In vitro FRET imaging of cAMP signaling
The PDE4DIP NM_001002811 transcript was cloned into an mCherry-tagged plasmid and a point mutation, resulting in an alanine to threonine substitution at amino acid 123, was induced using site directed mutagenesis and verified by sequencing. Human embryonic kidney (HEK) cell line 293T was transfected with the PDE4DIP mutant and control plasmids using the Lipofectamine transfection kit. Transfection efficiency was verified by percentage m-cherry expression on fluorescent microscopy (>50%). The cells were then co-transfected with the FRET sensor plasmids using the Lipofectamine kit and incubated on 35mm microwell dishes with 14mm glass coverslip for 3 days to achieve 60-70% confluency.
Intracellular cAMP imaging was done using FRET sensors and confocal microscopy at baseline, and at 4 minutes after stimulation with 1uM isoproterenol (cAMP activator). Further imaging was done 4 minutes after stimulation with 25 uM of Forskolin (strong cAMP activator) under live confocal microscopy. A fourth generation Epac-based FRET sensor (mTurquoise2Δ-Epac (CD, ΔDEP, Q270E)-tdcp173Venus (Epac-SH187)) was used as previously described (Klarenbeek, Goedhart, van Batenburg, Groenewald, & Jalink, 2015). This sensor consists of a full-length cAMP-binding Rap-1 activating protein Epac, which is sandwiched between the donor and acceptor fluorescent proteins with larger conformational change, and FRET change compared to sensors with partial Epac. Fourth generation of cAMP sensors have superior photo-stability, dynamic range and signal-to-noise ratios. The design is based on mTurquoise2 as a bleaching-resistant donor, and a tandem of two cp173Venus fluorophores as acceptors.

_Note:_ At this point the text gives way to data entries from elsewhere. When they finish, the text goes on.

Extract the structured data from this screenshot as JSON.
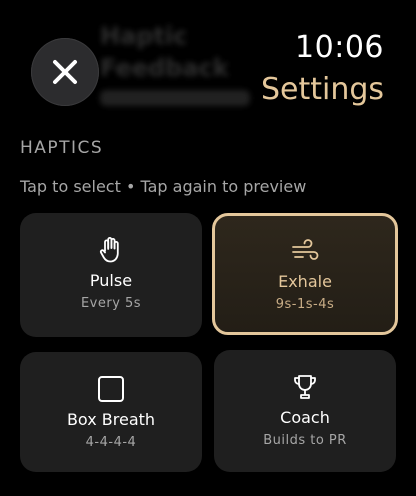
{
  "status": {
    "time": "10:06"
  },
  "header": {
    "title": "Settings",
    "ghost_line1": "Haptic",
    "ghost_line2": "Feedback"
  },
  "section": {
    "title": "HAPTICS",
    "hint": "Tap to select • Tap again to preview"
  },
  "tiles": [
    {
      "name": "Pulse",
      "sub": "Every 5s",
      "icon": "hand-icon",
      "selected": false
    },
    {
      "name": "Exhale",
      "sub": "9s-1s-4s",
      "icon": "wind-icon",
      "selected": true
    },
    {
      "name": "Box Breath",
      "sub": "4-4-4-4",
      "icon": "square-icon",
      "selected": false
    },
    {
      "name": "Coach",
      "sub": "Builds to PR",
      "icon": "trophy-icon",
      "selected": false
    }
  ],
  "colors": {
    "accent": "#e4c79b",
    "tile_bg": "#1f1f1f",
    "muted_text": "#a6a6a6"
  }
}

FRET was quantified using 3 cube ratiometric imaging with analysis in MATLAB using previously developed custom software (A. Kumar et al., 2016). Images were acquired on an inverted Nikon Eclipse Ti widefield microscope equipped with a cooled charged-coupled device Cool SNAP HQ2 camera using a 20x 0.75 NA objective at 37°C. Three sequential images were acquired with the following filter combinations: donor (mTurquoise2) channel with 460/20 (excitation filter-ex), T455lp (dichroic mirror-di) and 500/22 (emission filter-em); FRET channel with 460/20 (ex), T455lp (di) and 435/30 (em); and acceptor (Venus) channel with 492/18 (ex), T515lp (di) and 535/30 (em) filter combinations. For analysis, donor leakage was determined from 293T cells transfected with mTurquoise2 and acceptor cross excitation was obtained from Vinculin-Venus transfected cells. All three FRET images (mTurquoise2, Venus, FRET) were background subtracted and filtered by three-point smoothening. FRET maps and pixel-wise FRET index was calculated as:
FRET index = [FRET channel – x(Donor channel) – y(Acceptor channel)]/[Acceptor channel]
Where x is the leakage co-efficient and y is the cross-excitation fraction. Masks for each cell were generated by thresholding mCherry positive cells using the mTurquoise images. Mean FRET index per cell was calculated for each field under each treatment condition.